Volksbanken und Raiffeisenbanken sind aufgabenorientierte Institute. Ihre Aufgabe lässt sich in drei Elemente gliedern: in ihre Mission, ihre Vision und ihre Strategie. Ihre Mission ist es, dazu beizutragen, die wirtschaftliche Selbstbestimmung, die auf eigener Leistungsfähigkeit beruht, zu fördern, auszubauen und zu stärken. Dass wirtschaftliche Selbstbestimmung auf eigener Leistungsfähigkeit beruhen muss, ist keine Tautologie. Das Sozialstaatsgebot beispielsweise fordert auch, dass die Bürger ein Mindestmaß an wirtschaftlicher Selbstbestimmung haben müssen. Aber das ist wie gesagt die Aufgabe des Staates.

Wir fördern wirtschaftliche Selbststimmung, die auf eigener Leistungsfähigkeit beruht, und das bezieht sich nicht nur auf unser Verhältnis zu unseren Mitgliedern und Kunden, sondern das hat auch Auswirkung auf das Selbstverständnis innerhalb unserer Gruppe. Entscheidend ist, dass unsere Institute ihren Auftrag ohne externe Stützung erfüllen können. Das ist auch eine Aussage über notwendige Strukturen vor Ort, aber natürlich auch über die nachgelagerten Verbundstufen sowohl im Bereich der Verbundunternehmen als auch im Bereich der Verbände-Struktur.

Die Vision der Volksbanken und Raiffeisenbanken ist, dass sie als von einer Privatinitiative getragene lokale Anbieter für unsere Mitglieder und Kunden in den regionalen Märkten bestmögliche Finanzdienstleistungen, flächendeckend bereitstellen, und zwar in einer Weise, dass die Menschen unsere Banken als Teil der wirtschaftlichen Gemeinschaft empfinden und darüber froh sind, dass es uns gibt.

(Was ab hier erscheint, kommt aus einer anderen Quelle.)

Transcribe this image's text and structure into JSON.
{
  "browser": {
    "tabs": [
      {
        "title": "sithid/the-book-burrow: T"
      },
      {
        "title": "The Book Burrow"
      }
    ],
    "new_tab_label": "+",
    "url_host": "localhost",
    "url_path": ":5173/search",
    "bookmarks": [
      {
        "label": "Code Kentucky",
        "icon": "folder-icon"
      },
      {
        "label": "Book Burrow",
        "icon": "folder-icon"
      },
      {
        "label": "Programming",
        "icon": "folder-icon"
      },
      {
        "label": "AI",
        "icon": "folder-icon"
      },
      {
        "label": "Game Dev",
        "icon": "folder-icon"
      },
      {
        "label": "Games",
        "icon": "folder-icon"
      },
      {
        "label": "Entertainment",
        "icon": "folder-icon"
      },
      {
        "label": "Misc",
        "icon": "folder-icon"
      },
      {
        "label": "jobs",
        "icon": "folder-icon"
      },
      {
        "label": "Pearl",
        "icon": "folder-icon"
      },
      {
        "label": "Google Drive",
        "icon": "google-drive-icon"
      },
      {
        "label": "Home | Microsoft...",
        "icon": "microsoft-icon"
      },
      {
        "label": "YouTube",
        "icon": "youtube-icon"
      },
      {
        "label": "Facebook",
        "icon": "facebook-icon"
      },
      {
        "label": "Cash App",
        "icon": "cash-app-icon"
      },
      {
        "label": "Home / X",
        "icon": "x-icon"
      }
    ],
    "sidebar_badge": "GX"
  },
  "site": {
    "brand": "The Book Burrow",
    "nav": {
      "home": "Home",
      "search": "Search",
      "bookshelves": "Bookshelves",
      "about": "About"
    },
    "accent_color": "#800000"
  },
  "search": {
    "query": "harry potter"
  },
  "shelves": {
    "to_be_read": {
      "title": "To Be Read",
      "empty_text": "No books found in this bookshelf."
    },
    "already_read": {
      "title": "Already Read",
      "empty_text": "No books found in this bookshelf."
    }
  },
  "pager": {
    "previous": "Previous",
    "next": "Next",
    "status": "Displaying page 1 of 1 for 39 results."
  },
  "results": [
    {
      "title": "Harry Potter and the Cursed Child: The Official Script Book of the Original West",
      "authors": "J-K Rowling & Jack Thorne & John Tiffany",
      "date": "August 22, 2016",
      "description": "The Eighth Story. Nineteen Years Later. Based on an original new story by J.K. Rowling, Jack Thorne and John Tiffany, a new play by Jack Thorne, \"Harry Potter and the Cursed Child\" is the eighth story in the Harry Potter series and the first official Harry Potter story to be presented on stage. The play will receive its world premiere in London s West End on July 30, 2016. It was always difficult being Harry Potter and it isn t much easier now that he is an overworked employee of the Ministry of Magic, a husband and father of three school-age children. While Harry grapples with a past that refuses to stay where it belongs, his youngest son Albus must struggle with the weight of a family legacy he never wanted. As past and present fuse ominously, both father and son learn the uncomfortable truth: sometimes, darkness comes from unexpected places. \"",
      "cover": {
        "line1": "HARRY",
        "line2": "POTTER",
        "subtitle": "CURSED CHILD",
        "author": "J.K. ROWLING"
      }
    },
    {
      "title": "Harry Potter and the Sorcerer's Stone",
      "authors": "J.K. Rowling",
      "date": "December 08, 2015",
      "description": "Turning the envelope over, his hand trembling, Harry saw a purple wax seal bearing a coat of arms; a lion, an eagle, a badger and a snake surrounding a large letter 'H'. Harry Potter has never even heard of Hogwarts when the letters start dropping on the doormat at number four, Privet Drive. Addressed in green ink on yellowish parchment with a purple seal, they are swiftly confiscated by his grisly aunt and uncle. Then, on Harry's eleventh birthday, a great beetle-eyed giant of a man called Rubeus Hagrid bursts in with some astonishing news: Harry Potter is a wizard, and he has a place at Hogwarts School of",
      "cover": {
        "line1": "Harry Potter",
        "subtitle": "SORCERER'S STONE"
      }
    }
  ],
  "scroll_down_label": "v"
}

Jetzt kann man fragen, geht es nicht auch ein bisschen bescheidener? Ich fürchte nein! Denn so steht es in unserer Satzung, so steht es im Gesetz. Das muss also unsere Ambition sein. Und wer unsere Organisation kennt, der weiß auch, dass Menschen gerade in den dezentralen Regionen es als Verunsicherung bis hin zur Kränkung empfinden können, wenn Wirtschaftsunternehmen und Entscheidungszentren aus ihren Regionen abgezogen werden. Das heißt im Umkehrschluss, sie freuen sich darüber,

- dass möglichst viel Entscheidungskompetenz in den Regionen erhalten bleibt,

- dass möglichst viel Selbstbestimmung auch in der Unternehmenssphäre erhalten bleibt,

und wenn sie dann über Teilhabe an diesen Unternehmen zu dieser Selbstbestimmung beitragen können - und das ist die Entscheidung zur Zeichnung eines Anteils an einer Volksbank und Raiffeisenbank - dann ist das letztlich auch eine Aussage zu einer Systemfrage. Wir wollen Dezentralität in Deutschland erhalten. Unternehmerisch gesehen ist das die Aufgabe der Volksbanken und Raiffeisenbanken und letztlich der Wille der Mitglieder, die uns tragen.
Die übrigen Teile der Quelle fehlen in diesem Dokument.